The study included 50 eyes of 50 patients (age = 59.2 ± 13.3 years, range = 30–85 years) with a mean axial length of 23.9 ± 1.9 mm (range = 20.0–30.0 mm). The horizontal globe diameter was 23.2 ± 1.0 mm, and the vertical eye diameter measured 23.2 ± 1.2 mm. All eyes had been enucleated due to a malignant uveal melanoma. 

In all eyes, a cellular tissue in continuation of the tissue of the transitional zone extended into the space just anterior to the DM surface in the corneal periphery (“TZ-DM-tissue”; see Figs. 2–4). The length of the TZ-DM-tissue, measured from the end of DM to the end of the tissue in the corneal centripetal direction was 142 ± 71 µm, and its thickness at the end of DM was 14.2 ± 19.5 µm (see the Table). Its length decreased significantly with longer length of DM covered with HHBs (beta = –0.30, B = –0.28, 95% CI = −0.54 to −0.03, P = 0.03; Fig. 6). If the outlier with a value of more than 400 µm for the length of DM with an extended transitional zone tissue was dropped from the analysis, the association between the TZ-DM-tissue length and the length of DM covered with HHBs was marginally significant (beta = –0.28, B = –0.07, 95% CI = –0.14 to 0.000, P = 0.05). The length of the TZ-DM-tissue was not significantly associated with age (P = 0.84), axial length (P = 0.94), length of the transitional zone (P = 0.51), and distance between the DM end and the scleral spur (P = 0.72). The thickness of the TZ-DM-tissue (measured at the DM end) was not significantly related with age (P = 0.69), axial length (P = 0.89), length of the transitional zone (P = 0.55), and distance between the DM end and the scleral spur (P = 0.23). 

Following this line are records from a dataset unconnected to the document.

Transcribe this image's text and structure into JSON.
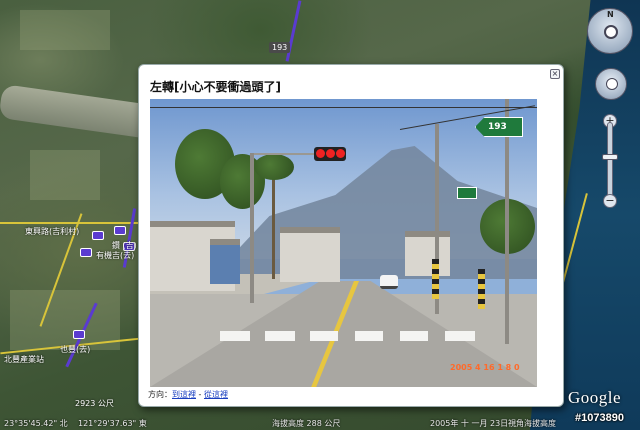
{
  "map": {
    "route_badge": "193",
    "labels": [
      {
        "text": "東興路(吉利村)",
        "name": "map-label-place-1"
      },
      {
        "text": "鑽 (吉)",
        "name": "map-label-place-2"
      },
      {
        "text": "有機吉(去)",
        "name": "map-label-place-3"
      },
      {
        "text": "也豐(去)",
        "name": "map-label-place-4"
      },
      {
        "text": "北豐產業站",
        "name": "map-label-place-5"
      }
    ],
    "scale_text": "2923 公尺"
  },
  "balloon": {
    "title": "左轉[小心不要衝過頭了]",
    "close_symbol": "×",
    "direction_label": "方向：",
    "link_1": "到這裡",
    "separator": " - ",
    "link_2": "從這裡"
  },
  "photo": {
    "sign_text": "193",
    "timestamp": "2005 4 16 1 8 0"
  },
  "status": {
    "lat": "23°35'45.42\" 北",
    "lon": "121°29'37.63\" 東",
    "elevation": "海拔高度 288 公尺",
    "date_text": "2005年 十 一月 23日",
    "eye_alt": "視角海拔高度"
  },
  "nav": {
    "north_label": "N",
    "zoom_in": "+",
    "zoom_out": "−"
  },
  "branding": {
    "logo": "Google",
    "image_id": "#1073890"
  }
}
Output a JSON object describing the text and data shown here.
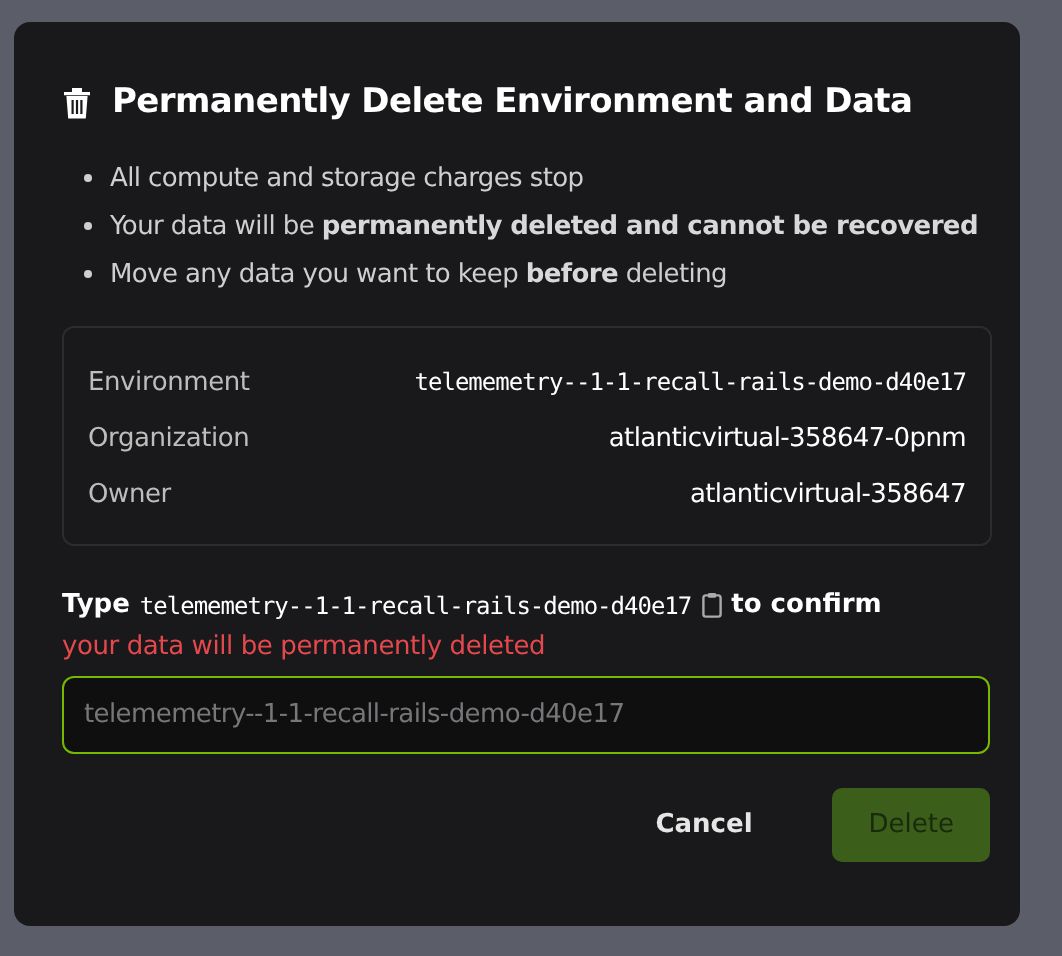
{
  "dialog": {
    "title": "Permanently Delete Environment and Data",
    "bullets": [
      "All compute and storage charges stop",
      "Your data will be **permanently deleted and cannot be recovered**",
      "Move any data you want to keep **before** deleting"
    ],
    "details": [
      {
        "label": "Environment",
        "value": "telememetry--1-1-recall-rails-demo-d40e17",
        "kind": "mono"
      },
      {
        "label": "Organization",
        "value": "atlanticvirtual-358647-0pnm",
        "kind": "plain"
      },
      {
        "label": "Owner",
        "value": "atlanticvirtual-358647",
        "kind": "plain"
      }
    ],
    "confirm": {
      "prefix": "Type",
      "name": "telememetry--1-1-recall-rails-demo-d40e17",
      "suffix": "to confirm"
    },
    "error": "your data will be permanently deleted",
    "input": {
      "placeholder": "telememetry--1-1-recall-rails-demo-d40e17",
      "focused": true
    },
    "buttons": [
      {
        "label": "Cancel",
        "kind": "secondary",
        "disabled": false
      },
      {
        "label": "Delete",
        "kind": "primary",
        "disabled": true
      }
    ]
  }
}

None of the eyes showed a localized marked thickening of the end of DM (except for the HHBs), so that a histological correlate of Schwalbe's line, as described gonioscopically, was not detected. Instead, in all eyes, DM-like components related to TM fibers, which stained the same as DM with PAS, looked like getting together and merging with the DM. The filaments of the DM end had tight contact with, or merged with, the tissue of the transitional zone, which showed in some eyes PAS-positive linear structures (see Figs. 2a–e, 3, 4). 

The mean number of HHBs was 8.2 ± 9.2, which were distributed along the posterior surface of DM for a mean length of 269 ± 230 µm. The length of DM covered with HHBs increased significantly with older age (beta = 0.35, B = 6.15, 95% CI = 0.94–11.4, P = 0.02; Fig. 7). The HHB number increased, but not significantly, with age (P = 0.07). The HHB number and the length of DM covered by HHBs were not associated with axial length (P = 0.41 and P = 0.49, respectively). 

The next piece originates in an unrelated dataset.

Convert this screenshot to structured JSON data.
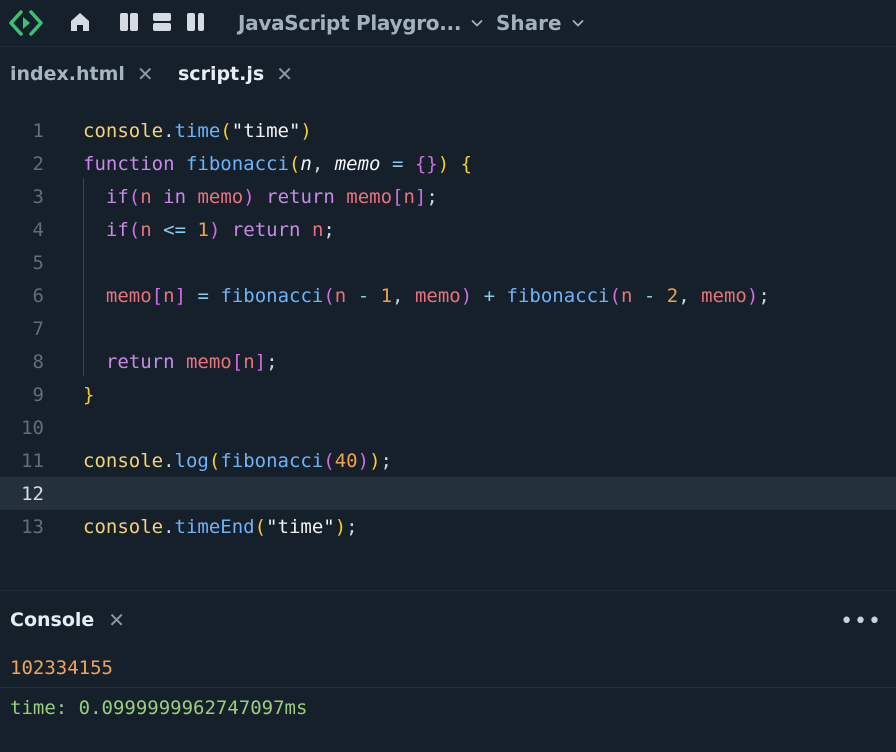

The thickness of the DMCL was 3.3 ± 0.8 µm at the end of the region with HHBs, 3.5 ± 0.9 µm in the corneal midperiphery, and 3.7 ± 2.7 µm in the corneal center. All thickness measurements of the DMCL were not related with age or axial length (all P > 0.10). In none of the eyes, was any cell body located between the DM and the DMCL. The DMCL stopped close to the DM end, at the beginning of the TZ-DM-tissue. The DMCL did not continue into the TZ-DM-tissue. In contrast, the TZ-DM-tissue had a wedge-shaped form, with its tip orientated in direction to the center of the DM and its base located at the end of the DM. 

The transitional zone measured in length 267 ± 115 µm (range = 82 µm to 586 µm). The length of the transitional zone significantly increased with longer distance between the DM end and the scleral spur (beta = 0.80, B = 0.67, 95% CI = 0.52–0.82, P < 0.001; Fig. 8). It was not significantly related with axial length (P = 0.74) or age (P = 0.18). 

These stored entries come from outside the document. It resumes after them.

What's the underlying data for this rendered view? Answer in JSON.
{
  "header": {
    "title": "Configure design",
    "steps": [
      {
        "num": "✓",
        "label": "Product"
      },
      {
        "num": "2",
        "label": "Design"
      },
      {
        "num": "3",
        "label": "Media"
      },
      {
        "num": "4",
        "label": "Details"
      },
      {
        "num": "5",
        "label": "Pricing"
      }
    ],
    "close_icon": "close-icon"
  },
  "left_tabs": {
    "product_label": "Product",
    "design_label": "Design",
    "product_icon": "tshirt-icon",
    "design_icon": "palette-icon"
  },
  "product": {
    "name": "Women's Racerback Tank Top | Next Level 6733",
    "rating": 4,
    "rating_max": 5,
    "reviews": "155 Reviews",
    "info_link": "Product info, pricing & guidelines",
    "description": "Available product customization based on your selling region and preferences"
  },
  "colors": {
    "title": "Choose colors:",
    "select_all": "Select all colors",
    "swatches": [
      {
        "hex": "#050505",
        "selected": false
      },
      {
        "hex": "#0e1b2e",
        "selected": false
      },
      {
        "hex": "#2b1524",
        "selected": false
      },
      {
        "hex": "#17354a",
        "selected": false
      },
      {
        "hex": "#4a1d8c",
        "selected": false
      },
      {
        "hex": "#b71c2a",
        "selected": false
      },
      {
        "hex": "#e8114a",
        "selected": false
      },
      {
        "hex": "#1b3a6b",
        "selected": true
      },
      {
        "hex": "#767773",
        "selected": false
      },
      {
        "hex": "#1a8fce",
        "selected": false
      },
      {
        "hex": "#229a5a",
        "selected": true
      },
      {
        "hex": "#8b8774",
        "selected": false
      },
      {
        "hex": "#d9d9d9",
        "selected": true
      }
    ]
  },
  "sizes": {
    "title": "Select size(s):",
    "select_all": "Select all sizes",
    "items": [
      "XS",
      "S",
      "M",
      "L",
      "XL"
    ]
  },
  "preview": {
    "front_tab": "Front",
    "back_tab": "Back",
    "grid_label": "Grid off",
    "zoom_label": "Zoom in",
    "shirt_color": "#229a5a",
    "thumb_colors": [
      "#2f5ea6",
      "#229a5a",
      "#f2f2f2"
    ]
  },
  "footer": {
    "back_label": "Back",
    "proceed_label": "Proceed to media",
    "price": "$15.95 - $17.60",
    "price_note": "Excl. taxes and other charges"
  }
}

The distance between the end of the DM and the scleral spur tip was 660 ± 136 µm (range = 302 µm to 979 µm). It increased with longer length of the transitional zone (beta = 0.76, B = 0.66, 95% CI = 0.50–0.83, P < 0.001), and was not significantly related with axial length (P = 0.60) and age (P = 0.06). 

The dimensions of the scleral spur were 193 ± 103 µm as the length of the basis, 151 ± 46 µm as the height, and 231 ± 75 µm for the length of the scleral spur, measured from the mid of its basis to the tip. These dimensions were not related with the DM-scleral spur distance (all P > 0.35), axial length (all P > 0.07), and age (all P > 0.25). 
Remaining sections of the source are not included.